Summary:	Content from a document (docx, xlsx, or pptx) linked to a 2007 pptx document is not extracted.
Product:	POI	Reporter:	xtrim <grizolle_benedicte>
Component:	POI Overall	Assignee:	POI Developers List <dev>
Status:	RESOLVED WONTFIX
Severity:	normal
Priority:	P2
Version:	unspecified
Target Milestone:	---
Hardware:	PC
OS:	Windows Server 2003
Attachments:	Contains JUnit test class and documents used for testing.

Description xtrim 2008-08-05 05:33:43 UTC

Created attachment 22375 [details]
Contains JUnit test class and documents used for testing.

The text contained in a document linked to the current ppt 2007 document is not extracted.
Find in attachments the JUnit test class and the documents used for testing.
We expected to extract the word "testdoc".

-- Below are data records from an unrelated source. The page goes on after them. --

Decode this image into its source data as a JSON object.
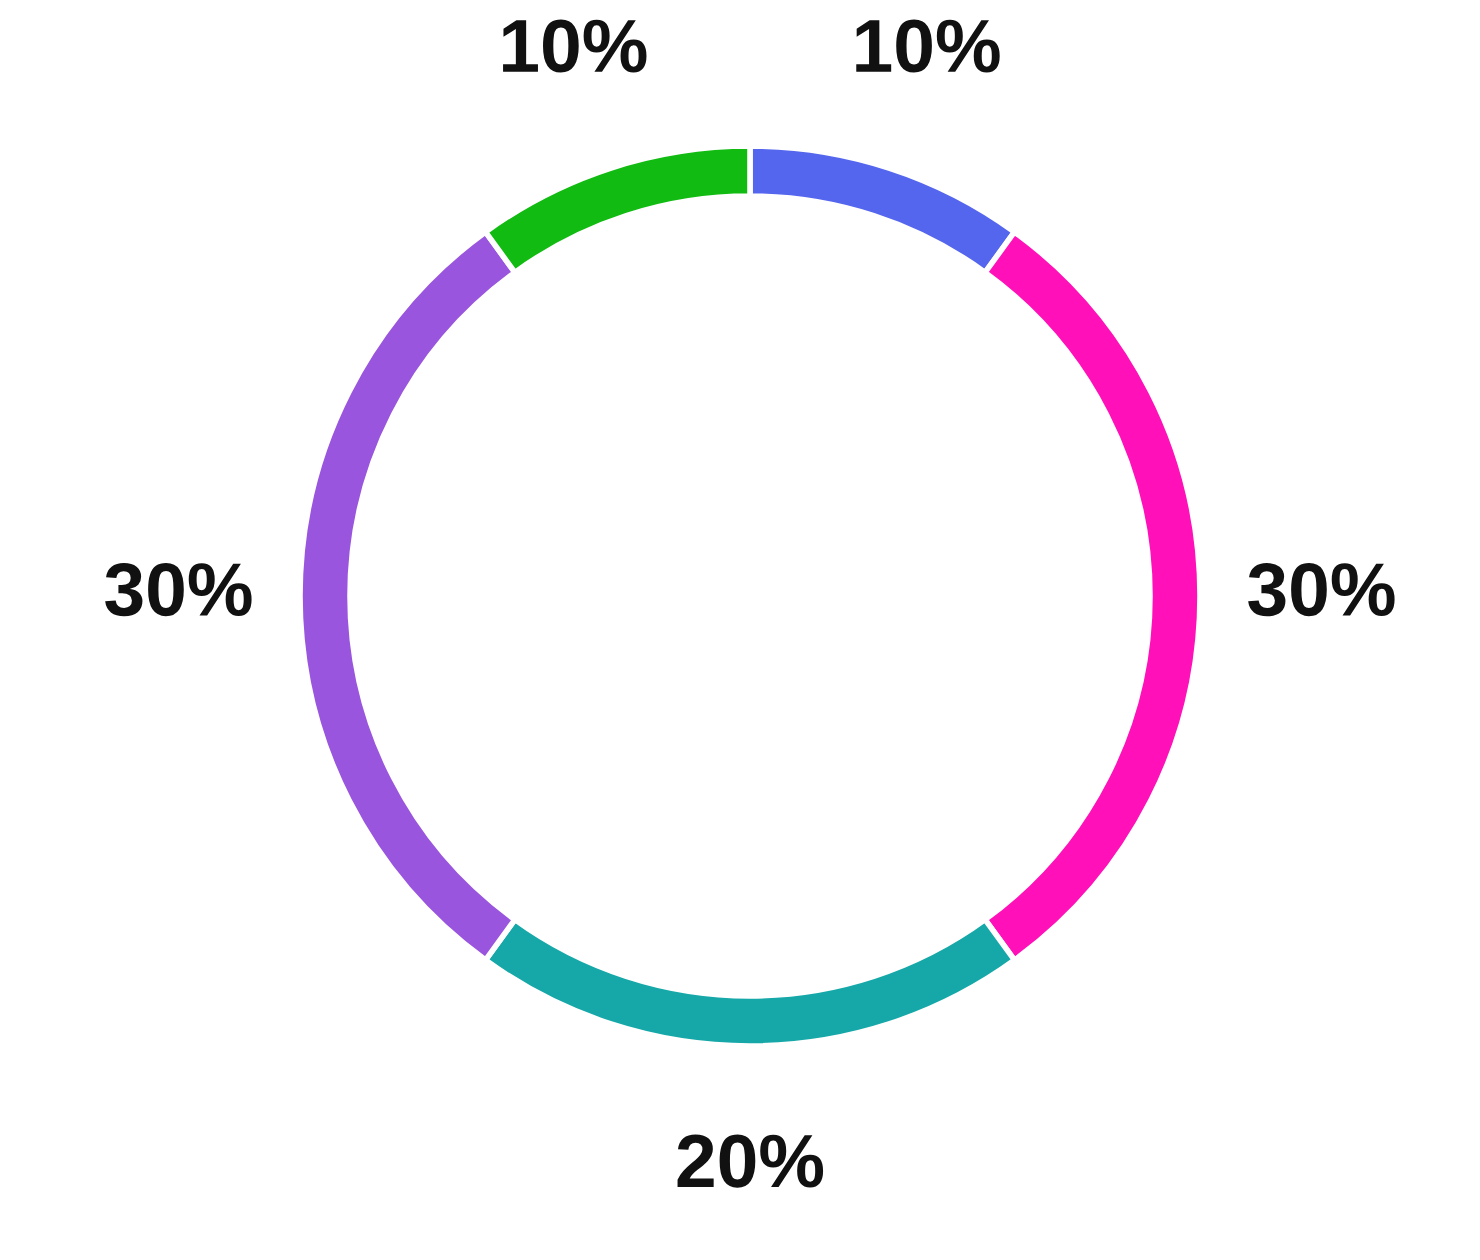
{
  "chart_data": {
    "type": "donut",
    "categories": [
      null,
      null,
      null,
      null,
      null
    ],
    "values": [
      10,
      30,
      20,
      30,
      10
    ],
    "colors": [
      "#5566ee",
      "#ff10b8",
      "#16a8a8",
      "#9955dd",
      "#11bb11"
    ],
    "value_labels": [
      "10%",
      "30%",
      "20%",
      "30%",
      "10%"
    ],
    "legend": false
  }
}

Notes on the attached documents:


- the document "ContentLinkedObject_word.pptx" contains the word "testdoc" in the docx linked document.

- the document "ContentLinkedObject_excel.pptx" contains the word "testdoc" in the xlsx linked document.

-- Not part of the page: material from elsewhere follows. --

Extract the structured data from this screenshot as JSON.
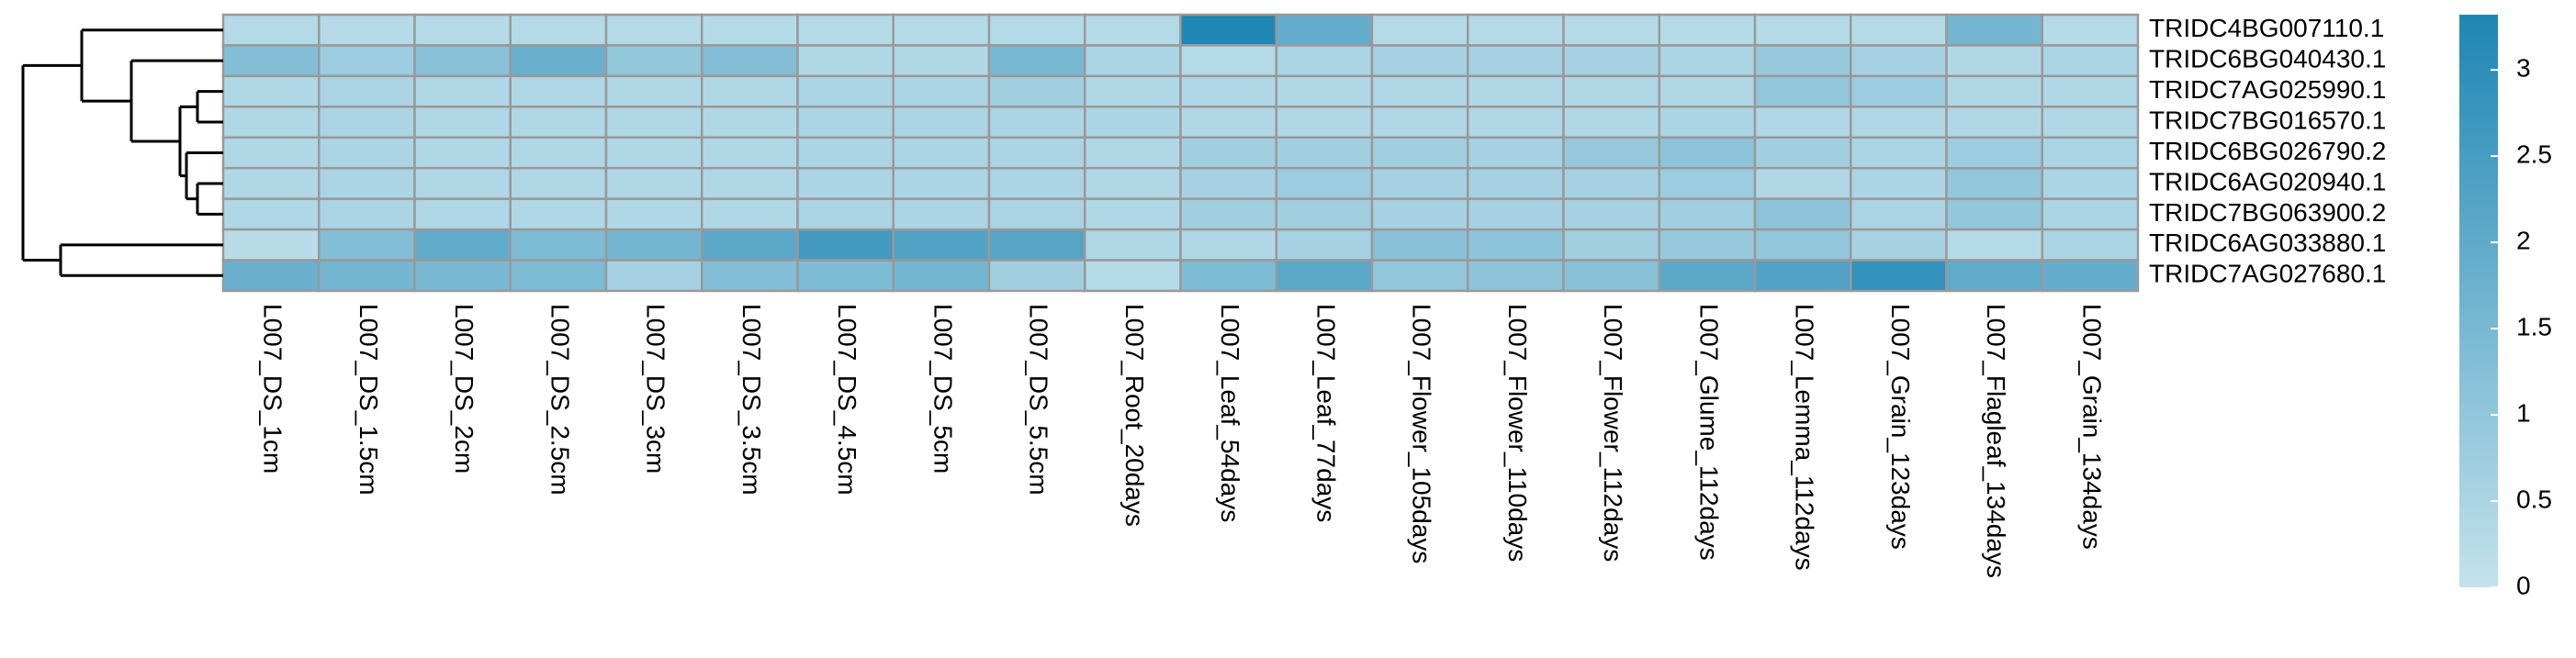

- the document "ContentLinkedObject_ppt.pptx" contains the word "testdoc" in the pptx linked document.


"TestUnitPoi35Filter.java" is the JUnit class.

Comment 1 Dominik Stadler 2016-04-10 11:43:00 UTC

As far as I see with LibreOffice, these are actually hyperlinks to local files, so not an embedded document, so I don't think POI should try to extract text from those by default anyway. So at most this would be some advanced option to enable, but even then it is likely better done in user-space, i.e. you can iterate the shapes and see if there are hyperlinks and then try to open those documents pointed to by the hyperlinks.

For now I don't think we plan to work on this in POI itself until someone proposes patches together with proper unit-test coverage.